Lebanon launched an investigation into the rocket attack, an act that Prime Minister Fouad Siniora called a breach of a United Nations resolution that helped end the 2006 war between Israel and Lebanon's militant Shiite Hezbollah.
In southern Lebanon, schools were closed and Lebanese troops searched vehicles at checkpoints and scoured remote valleys near the border with Israel.
Hezbollah and Palestinian groups denied responsibility for the rocket salvo. "When Hezbollah does something, it announces it and has no problem doing so," says Mohammed Fneish, minister of labor in Lebanon's national unity government who is also a Hezbollah lawmaker.
Suspicion has fallen on the Popular Front for the Liberation of Palestine-General Command (PFLP-GC), which is based in Damascus, Syria, and is an ally of Hezbollah.
Hamzi Bishtawi, a PFLP-GC official in Beirut, says his group was not involved, but it supported the attack. "We do not condemn any action against Israel," he says. "We are always with the jihadists that attack Israel."
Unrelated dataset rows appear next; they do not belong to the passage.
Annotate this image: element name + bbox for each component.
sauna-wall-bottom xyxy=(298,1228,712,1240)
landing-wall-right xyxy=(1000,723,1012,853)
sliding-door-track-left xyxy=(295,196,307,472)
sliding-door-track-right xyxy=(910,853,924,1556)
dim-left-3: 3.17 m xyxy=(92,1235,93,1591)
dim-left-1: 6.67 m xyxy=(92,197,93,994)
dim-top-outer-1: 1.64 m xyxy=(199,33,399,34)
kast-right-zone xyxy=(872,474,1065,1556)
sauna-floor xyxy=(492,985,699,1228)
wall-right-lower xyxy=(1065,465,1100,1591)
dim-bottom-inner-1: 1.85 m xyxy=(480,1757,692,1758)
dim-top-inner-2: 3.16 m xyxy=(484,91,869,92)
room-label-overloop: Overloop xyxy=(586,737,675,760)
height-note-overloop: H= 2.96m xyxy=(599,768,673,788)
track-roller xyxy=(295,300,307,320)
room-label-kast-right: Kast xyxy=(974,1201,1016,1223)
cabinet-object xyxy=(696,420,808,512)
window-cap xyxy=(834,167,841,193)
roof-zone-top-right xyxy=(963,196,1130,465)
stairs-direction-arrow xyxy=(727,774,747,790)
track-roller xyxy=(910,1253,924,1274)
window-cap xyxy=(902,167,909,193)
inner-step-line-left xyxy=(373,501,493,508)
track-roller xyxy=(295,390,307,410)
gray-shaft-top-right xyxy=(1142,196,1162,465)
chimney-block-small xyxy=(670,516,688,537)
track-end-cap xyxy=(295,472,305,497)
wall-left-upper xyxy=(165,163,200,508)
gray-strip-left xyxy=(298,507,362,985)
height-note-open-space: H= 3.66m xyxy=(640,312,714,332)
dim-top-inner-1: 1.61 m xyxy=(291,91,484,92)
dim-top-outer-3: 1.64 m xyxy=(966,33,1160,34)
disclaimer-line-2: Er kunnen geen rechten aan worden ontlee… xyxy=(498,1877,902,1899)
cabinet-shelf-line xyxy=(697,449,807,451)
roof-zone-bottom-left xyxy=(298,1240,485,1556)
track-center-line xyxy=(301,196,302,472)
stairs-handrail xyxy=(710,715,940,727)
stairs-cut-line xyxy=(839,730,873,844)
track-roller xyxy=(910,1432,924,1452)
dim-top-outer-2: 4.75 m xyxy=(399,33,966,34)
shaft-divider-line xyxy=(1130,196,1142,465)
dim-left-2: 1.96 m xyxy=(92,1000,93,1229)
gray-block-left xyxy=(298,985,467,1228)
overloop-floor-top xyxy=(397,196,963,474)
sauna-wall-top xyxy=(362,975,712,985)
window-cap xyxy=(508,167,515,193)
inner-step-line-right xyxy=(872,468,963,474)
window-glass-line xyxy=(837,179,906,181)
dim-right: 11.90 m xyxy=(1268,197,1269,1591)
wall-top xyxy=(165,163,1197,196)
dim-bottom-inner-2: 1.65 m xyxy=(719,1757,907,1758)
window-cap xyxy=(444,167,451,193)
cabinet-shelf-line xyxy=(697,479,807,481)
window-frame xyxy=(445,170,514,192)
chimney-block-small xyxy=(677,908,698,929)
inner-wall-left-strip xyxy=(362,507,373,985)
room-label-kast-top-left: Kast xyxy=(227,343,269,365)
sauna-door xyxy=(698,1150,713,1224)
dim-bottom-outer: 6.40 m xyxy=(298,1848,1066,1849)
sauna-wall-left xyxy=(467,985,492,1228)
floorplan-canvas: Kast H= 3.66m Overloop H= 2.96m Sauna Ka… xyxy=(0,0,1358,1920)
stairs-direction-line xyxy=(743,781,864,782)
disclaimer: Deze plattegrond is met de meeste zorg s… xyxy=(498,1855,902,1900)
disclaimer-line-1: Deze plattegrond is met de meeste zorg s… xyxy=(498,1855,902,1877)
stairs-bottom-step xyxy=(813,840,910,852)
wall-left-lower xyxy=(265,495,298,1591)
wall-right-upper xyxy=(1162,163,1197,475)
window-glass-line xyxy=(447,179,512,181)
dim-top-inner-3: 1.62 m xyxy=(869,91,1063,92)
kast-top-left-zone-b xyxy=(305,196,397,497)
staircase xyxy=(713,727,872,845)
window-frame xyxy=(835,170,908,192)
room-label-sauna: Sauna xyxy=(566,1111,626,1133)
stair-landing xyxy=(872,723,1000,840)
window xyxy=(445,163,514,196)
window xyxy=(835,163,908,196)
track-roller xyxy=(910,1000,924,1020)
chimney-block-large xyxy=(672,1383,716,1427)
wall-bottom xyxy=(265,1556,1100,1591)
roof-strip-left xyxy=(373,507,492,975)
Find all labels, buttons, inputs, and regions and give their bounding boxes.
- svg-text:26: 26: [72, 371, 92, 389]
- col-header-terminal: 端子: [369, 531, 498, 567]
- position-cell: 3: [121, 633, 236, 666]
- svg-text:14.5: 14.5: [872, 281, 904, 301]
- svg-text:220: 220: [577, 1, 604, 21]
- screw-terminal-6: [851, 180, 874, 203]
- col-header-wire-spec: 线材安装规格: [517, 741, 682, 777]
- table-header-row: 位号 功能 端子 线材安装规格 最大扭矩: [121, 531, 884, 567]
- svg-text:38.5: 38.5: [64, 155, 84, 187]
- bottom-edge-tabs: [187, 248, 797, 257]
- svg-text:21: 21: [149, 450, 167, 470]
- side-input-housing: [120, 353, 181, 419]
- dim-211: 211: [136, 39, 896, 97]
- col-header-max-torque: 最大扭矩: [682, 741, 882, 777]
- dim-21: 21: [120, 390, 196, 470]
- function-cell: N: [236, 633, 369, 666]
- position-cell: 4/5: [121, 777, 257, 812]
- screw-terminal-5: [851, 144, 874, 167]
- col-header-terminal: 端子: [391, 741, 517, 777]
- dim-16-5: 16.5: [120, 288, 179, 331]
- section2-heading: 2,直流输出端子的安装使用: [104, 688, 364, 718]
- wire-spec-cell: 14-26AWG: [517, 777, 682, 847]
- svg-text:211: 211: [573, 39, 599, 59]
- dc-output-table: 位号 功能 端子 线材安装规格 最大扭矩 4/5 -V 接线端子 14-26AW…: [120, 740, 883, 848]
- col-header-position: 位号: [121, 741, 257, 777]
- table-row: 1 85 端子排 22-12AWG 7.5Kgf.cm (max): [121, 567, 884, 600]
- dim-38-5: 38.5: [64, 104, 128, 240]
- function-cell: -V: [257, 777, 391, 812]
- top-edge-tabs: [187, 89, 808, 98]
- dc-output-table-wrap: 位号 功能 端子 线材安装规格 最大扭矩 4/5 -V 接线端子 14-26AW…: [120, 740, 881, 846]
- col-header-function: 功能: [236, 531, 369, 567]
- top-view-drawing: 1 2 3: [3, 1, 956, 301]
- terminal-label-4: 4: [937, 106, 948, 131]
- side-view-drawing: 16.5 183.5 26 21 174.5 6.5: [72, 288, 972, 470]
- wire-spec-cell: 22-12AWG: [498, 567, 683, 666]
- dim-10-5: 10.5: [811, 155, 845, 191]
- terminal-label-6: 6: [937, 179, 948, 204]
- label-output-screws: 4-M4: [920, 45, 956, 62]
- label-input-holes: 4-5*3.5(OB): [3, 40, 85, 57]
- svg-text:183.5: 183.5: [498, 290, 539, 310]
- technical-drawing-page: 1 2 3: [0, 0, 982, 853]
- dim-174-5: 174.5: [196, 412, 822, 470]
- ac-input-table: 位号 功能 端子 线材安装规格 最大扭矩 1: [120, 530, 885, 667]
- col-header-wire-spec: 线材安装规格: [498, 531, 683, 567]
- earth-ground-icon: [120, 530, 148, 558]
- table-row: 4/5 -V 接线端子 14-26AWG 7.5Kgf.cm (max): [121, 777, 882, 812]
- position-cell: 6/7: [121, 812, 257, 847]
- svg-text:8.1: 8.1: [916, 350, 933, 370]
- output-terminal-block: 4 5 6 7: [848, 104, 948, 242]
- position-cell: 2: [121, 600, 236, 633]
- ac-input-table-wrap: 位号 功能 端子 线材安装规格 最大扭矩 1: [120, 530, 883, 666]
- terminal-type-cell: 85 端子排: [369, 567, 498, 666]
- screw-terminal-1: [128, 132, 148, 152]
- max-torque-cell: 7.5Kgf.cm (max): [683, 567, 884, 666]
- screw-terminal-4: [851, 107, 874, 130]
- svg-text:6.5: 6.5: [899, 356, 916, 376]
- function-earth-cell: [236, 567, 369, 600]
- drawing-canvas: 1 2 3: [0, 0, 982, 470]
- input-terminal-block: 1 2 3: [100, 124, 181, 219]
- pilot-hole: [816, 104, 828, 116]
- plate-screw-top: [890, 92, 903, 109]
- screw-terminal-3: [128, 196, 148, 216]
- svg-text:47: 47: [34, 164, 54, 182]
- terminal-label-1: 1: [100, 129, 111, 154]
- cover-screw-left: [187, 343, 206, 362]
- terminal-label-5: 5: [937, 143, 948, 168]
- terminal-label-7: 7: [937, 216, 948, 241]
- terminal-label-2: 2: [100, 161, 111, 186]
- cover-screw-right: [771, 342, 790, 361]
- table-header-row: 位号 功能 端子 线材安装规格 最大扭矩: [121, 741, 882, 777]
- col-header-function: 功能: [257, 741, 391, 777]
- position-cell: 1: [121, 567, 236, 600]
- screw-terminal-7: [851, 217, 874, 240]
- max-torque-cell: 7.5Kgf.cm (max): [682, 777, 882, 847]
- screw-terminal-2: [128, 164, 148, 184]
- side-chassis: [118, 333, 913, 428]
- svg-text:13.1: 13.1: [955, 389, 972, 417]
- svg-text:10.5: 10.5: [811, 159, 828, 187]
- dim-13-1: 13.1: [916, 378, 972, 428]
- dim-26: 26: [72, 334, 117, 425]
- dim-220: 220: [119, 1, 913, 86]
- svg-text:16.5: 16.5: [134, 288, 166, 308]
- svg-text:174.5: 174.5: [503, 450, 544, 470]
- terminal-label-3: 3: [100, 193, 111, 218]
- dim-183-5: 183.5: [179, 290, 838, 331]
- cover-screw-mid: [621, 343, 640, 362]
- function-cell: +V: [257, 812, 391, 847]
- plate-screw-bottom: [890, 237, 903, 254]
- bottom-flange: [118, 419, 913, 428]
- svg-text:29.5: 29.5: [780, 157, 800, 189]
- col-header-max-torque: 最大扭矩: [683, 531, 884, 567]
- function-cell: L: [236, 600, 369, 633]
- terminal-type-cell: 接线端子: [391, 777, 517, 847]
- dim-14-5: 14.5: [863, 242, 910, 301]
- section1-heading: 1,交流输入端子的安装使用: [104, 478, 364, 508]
If Hezbollah didn't fire the rockets, did it supply them? After decades of conflict, there is no shortage of Katyusha-style rockets in Lebanon. The identity of the perpetrators could indicate whether Hezbollah was aware of the rocket attack beforehand and possibly gave it tacit blessing. Some Palestinian militant groups, such as the PFLP-GC, are allies of Hezbollah and would be unlikely to launch an attack on Israel without at least obtaining prior approval from Hezbollah and Syria.